もちろん、年がら年中修繕作業があるわけでもないでしょう。ということで、親父の会社では業務の一環として競売物件の落札と運営も行っていました。地方裁判所だったか家庭裁判所だったか忘れましたが、裁判所が定期的に発行している競売情報誌を参考にし、競売に参加していたそうです。初めて聞いた時は驚きました。とある古いアパートの前に連れて行かれて「ここを買ったぞ」なんて言われても普通は信用しません。(俺は親父の運転でここに連れて来られたと思うのだが、ひょっとして飲酒運転だったのだろうか)などと別の心配をしてました。

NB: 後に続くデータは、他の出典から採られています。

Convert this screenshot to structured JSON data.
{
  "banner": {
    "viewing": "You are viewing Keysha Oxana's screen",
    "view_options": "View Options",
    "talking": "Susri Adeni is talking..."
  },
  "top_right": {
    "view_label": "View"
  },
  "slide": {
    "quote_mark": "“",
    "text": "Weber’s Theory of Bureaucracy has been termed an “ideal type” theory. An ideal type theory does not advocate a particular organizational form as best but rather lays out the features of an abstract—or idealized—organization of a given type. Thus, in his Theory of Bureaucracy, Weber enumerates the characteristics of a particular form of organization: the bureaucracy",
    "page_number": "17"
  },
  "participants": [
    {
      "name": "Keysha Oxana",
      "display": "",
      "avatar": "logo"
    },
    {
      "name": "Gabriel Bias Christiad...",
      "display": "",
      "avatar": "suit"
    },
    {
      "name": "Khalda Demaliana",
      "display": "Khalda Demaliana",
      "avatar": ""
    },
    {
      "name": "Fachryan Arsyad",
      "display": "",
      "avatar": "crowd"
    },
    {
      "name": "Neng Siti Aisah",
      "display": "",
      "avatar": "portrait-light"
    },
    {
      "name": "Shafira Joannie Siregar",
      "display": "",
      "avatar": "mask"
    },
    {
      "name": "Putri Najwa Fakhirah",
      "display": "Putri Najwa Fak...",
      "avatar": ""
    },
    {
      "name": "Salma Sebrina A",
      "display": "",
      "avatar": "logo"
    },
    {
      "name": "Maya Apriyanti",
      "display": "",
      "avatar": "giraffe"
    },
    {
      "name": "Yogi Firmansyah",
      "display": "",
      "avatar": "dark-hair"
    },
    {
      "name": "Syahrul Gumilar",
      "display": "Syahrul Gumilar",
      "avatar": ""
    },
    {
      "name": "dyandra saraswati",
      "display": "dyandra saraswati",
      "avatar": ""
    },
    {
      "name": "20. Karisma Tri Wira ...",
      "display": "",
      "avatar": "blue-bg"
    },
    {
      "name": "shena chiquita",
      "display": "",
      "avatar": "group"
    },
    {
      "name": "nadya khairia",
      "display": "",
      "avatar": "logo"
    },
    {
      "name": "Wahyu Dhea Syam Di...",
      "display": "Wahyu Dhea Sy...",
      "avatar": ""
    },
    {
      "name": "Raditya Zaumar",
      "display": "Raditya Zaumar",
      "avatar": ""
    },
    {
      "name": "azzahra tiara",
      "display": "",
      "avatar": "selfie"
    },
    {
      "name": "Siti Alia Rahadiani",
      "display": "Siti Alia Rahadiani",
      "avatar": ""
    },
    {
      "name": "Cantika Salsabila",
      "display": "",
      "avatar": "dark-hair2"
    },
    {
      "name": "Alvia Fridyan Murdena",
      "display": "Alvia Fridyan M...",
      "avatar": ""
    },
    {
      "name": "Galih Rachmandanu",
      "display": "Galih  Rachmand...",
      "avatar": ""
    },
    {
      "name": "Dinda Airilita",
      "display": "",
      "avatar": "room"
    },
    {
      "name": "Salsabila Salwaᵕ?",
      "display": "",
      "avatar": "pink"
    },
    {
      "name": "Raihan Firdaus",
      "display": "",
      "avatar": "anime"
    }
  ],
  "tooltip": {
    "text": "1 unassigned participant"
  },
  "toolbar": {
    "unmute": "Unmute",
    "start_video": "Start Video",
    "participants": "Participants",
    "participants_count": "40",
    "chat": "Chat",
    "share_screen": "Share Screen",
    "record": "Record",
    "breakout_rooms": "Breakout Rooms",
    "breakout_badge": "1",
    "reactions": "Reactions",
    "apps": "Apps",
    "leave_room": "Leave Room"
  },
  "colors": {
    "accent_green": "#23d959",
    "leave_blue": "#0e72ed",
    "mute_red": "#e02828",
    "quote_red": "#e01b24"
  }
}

「アパート一軒まるごと購入」という事が目の前で、というか実家内でひっそりと行われていたというのは驚きました。何時頃から行われているのか知りませんが、その時点では所有する物件は一つだけでした。今現在どれだけ所有しているのかは知りませんが、それなりに競売には参加しているようで、実家に帰った際に、たまに「どこそこの物件を買えなかった」なんて話も聞きます。

昔は「そんなに儲かってるのか」とびっくりしたものですが、いろいろと知ってしまった、そして説明を聞いた現在では多少は納得しています。ご存知の方も多いと思いますが、会社なんてものは赤字か否かというだけで納税額が違います。この場合は赤字といいますか、「将来に向けての投資を云々」とかいう理屈ですね。「ボロいアパートを持っていれば、仕事がなくなった時もそこの修繕をする事ができる」という説明も受けました。職人さんを遊ばせておくわけにもいかないんで、こちらも納得がいきます。職人さんのお仕事を作り出して、その結果アパートの商品価値も多少は上昇する、という事です。まさかこれだけで理由で年代ものの建造物ばっかり落札しているわけでもないと思いますが。

そんな親父は数年前に父方従兄弟連中を襲った結婚ラッシュの際もいらん世話を焼いていました。実家に送られてくる競売情報誌を読んでは、ここの物件なんかどうだ、こっちもあるぞ、といった具合に話を持ちかけていたそうです。こういう物件というのは権利関係だのなんだのとややこしい制限が多く、素人が手を出すにはちょっと躊躇う面があります。その分、価格の面だけ考えるとお得なようです。お得とは言ってもそれなりの金額はするのですが。で、手続きなんかはこっちでやるからどうだ、みたいな話をしていたようです。結局それがどうなったか、という事は全然知らないんですが。

私が結婚した際も、ちょっと父に協力してもらおうかとも思いました。ただでさえ金が無いんで、安く上がるんならそれにこした事はないのではないかと。唯一の問題らしい問題と言えば、持ち家になると毎月の給料と共に振り込まれる住宅補助金が無くなる事。給料内で結構な割合を占める手当てがなくなるのは痛いかもなぁ、などと考えていました。

長男誕生直後の段階では、どのような手段であれ可能な限り早い時期に引っ越すつもりではありました。1Kロフト付き、日当たり最悪、近場に公園なしという住環境は、とてもではありませんが子育てに最適だとは思えません。そんなある日、私の母が思い出したように話を持ちかけてきました。